A drift is a SKU present in both systems that disagrees on a watched field, that is a sync that ran but wrote the wrong value or only updated one side. An orphan is a SKU present in only one system, that is a create or delete that never propagated. They feed the same card but are counted separately because the remediation differs: a drift needs a field re-sync, an orphan needs a create/delete to be replayed.
Does a non-zero count automatically pause anything, like ad spend or checkout?
No. The card is a detection signal, not a control. It raises a Nerve Centre incident at >0 so a human can decide. Whether to pause a sync, hold a price-sensitive campaign, or gate add-to-basket is an operational call, and the right call depends on which field is drifting and in which direction.
How fast will the count clear after I fix the sync?
On the next refresh cycle once both sides agree, subject to the one-cycle grace period for rows that changed during the fix. If you run a bulk reconcile, expect the count to tick down as rows settle rather than snap to zero instantly, because each corrected SKU passes through the grace window once.
The Free tier of Supabase, does this card work there?

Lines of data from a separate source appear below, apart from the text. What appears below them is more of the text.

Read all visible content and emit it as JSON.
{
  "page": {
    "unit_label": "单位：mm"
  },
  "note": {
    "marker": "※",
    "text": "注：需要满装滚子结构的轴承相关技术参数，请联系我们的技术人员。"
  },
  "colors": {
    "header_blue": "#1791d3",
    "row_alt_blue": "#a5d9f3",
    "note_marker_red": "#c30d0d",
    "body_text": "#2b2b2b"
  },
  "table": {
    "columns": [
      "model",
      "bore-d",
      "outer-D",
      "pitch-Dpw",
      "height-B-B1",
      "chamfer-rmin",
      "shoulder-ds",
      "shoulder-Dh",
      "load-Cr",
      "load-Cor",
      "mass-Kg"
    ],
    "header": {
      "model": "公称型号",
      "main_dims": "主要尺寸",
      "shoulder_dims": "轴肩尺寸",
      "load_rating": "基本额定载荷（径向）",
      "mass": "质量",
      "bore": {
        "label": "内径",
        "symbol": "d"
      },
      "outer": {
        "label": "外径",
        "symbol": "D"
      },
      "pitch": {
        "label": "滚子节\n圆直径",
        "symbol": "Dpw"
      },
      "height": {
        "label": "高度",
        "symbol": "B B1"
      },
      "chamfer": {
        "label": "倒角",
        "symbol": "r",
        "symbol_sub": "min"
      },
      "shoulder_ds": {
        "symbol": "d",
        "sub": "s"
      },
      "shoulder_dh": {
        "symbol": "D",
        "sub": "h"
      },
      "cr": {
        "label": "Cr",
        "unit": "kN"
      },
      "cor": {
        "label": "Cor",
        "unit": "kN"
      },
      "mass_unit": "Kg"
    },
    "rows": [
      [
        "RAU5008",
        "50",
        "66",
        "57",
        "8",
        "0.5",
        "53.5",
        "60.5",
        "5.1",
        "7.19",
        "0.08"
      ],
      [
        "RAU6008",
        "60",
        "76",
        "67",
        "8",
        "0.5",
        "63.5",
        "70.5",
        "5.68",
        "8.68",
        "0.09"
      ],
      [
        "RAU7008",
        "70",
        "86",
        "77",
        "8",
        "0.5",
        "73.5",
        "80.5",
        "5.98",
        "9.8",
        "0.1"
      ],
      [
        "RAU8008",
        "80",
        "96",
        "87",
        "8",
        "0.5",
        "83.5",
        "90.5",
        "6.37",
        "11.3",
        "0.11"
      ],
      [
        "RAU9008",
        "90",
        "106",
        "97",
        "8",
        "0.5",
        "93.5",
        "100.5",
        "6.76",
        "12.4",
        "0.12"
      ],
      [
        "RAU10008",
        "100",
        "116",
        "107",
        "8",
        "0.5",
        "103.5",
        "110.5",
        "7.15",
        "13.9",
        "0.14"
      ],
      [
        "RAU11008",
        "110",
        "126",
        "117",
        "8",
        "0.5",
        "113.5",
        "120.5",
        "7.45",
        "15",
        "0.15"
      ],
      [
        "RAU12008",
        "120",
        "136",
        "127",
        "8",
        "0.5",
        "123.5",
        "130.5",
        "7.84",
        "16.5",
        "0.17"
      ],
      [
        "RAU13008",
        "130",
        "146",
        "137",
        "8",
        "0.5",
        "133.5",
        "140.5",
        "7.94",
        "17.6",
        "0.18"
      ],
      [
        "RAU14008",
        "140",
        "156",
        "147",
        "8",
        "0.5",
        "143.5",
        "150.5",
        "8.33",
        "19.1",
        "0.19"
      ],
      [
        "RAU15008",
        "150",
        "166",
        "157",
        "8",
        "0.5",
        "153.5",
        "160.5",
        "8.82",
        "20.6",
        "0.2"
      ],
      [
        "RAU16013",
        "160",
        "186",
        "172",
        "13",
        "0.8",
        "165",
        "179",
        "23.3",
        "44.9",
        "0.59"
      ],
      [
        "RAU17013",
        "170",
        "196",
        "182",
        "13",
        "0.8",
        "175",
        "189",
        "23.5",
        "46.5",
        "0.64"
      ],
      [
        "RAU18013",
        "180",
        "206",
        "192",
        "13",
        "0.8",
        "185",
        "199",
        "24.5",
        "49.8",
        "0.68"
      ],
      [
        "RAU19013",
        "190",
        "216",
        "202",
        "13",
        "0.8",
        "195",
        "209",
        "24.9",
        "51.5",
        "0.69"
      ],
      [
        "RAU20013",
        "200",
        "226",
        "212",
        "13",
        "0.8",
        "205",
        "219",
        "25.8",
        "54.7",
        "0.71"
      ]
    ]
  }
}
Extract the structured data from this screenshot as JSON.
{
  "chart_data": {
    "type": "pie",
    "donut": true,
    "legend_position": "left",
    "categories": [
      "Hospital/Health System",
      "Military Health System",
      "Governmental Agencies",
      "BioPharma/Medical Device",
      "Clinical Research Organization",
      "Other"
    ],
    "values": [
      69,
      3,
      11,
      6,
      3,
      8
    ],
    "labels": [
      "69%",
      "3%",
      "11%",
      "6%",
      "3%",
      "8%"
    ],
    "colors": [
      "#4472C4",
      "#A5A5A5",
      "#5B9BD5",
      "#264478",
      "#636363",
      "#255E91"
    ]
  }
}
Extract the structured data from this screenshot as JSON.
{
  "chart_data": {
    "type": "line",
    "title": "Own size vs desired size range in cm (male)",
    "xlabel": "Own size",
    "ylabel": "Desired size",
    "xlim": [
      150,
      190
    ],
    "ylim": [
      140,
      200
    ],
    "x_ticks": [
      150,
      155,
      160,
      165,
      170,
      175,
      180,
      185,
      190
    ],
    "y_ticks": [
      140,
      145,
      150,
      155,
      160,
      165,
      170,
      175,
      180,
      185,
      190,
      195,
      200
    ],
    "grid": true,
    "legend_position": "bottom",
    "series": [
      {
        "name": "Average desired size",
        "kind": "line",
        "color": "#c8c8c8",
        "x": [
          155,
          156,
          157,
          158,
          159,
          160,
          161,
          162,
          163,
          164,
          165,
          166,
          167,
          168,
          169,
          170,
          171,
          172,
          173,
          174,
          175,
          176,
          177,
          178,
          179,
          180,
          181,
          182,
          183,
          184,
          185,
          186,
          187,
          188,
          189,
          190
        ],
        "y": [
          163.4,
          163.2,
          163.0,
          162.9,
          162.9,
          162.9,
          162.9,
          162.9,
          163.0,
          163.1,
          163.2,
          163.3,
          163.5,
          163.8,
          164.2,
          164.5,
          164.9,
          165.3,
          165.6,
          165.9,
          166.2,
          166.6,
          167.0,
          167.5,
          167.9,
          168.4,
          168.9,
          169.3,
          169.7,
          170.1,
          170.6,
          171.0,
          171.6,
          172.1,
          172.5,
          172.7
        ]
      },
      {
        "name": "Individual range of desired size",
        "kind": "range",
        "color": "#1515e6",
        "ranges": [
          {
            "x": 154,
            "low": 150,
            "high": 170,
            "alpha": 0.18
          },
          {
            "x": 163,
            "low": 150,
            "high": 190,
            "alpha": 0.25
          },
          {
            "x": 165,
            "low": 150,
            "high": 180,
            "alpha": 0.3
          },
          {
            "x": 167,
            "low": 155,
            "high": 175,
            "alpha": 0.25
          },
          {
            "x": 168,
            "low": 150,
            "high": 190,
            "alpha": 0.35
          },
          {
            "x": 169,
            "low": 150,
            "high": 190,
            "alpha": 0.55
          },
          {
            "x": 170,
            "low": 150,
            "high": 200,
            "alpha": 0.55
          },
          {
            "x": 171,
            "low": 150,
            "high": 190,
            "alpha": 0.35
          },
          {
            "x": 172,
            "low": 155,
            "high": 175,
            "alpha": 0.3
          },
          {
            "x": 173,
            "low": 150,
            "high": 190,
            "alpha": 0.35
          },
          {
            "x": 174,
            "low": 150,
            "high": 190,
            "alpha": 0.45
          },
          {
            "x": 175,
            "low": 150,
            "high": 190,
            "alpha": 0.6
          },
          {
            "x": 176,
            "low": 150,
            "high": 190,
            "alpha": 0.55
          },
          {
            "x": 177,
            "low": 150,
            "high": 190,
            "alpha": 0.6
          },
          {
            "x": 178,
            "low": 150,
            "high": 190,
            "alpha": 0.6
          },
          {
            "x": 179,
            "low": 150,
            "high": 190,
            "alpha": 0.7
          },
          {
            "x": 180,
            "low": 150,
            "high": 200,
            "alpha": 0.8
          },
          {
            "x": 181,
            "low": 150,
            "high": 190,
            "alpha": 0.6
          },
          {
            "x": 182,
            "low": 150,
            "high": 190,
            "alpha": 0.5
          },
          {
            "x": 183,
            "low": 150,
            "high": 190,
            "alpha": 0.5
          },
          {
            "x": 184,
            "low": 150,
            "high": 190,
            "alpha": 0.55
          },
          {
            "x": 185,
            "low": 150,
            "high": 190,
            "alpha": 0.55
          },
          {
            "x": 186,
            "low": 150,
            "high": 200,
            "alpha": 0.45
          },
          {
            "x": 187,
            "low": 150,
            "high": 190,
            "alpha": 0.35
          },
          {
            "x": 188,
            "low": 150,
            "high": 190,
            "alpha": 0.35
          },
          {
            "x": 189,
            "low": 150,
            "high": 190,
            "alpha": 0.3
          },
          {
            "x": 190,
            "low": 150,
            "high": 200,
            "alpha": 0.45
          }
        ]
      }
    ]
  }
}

The comparison works on any tier because it only needs read access to your products table and the commerce connector. There is no backup or PITR dependency here (unlike Last Backup Age (hours)). The only tier-sensitive concern is that heavy reconcile reads on a small Free-tier instance can compete with app traffic; schedule large reconciles off-peak.
Can the card tell me which direction is authoritative?
It does not assume one. It reports the value on each side and the field that disagrees, leaving authority to you. Most teams treat the ecommerce platform as authoritative for price and state (because that is what the customer transacts against) and the database as authoritative for richer attributes, but the card does not enforce a direction, it only surfaces the disagreement.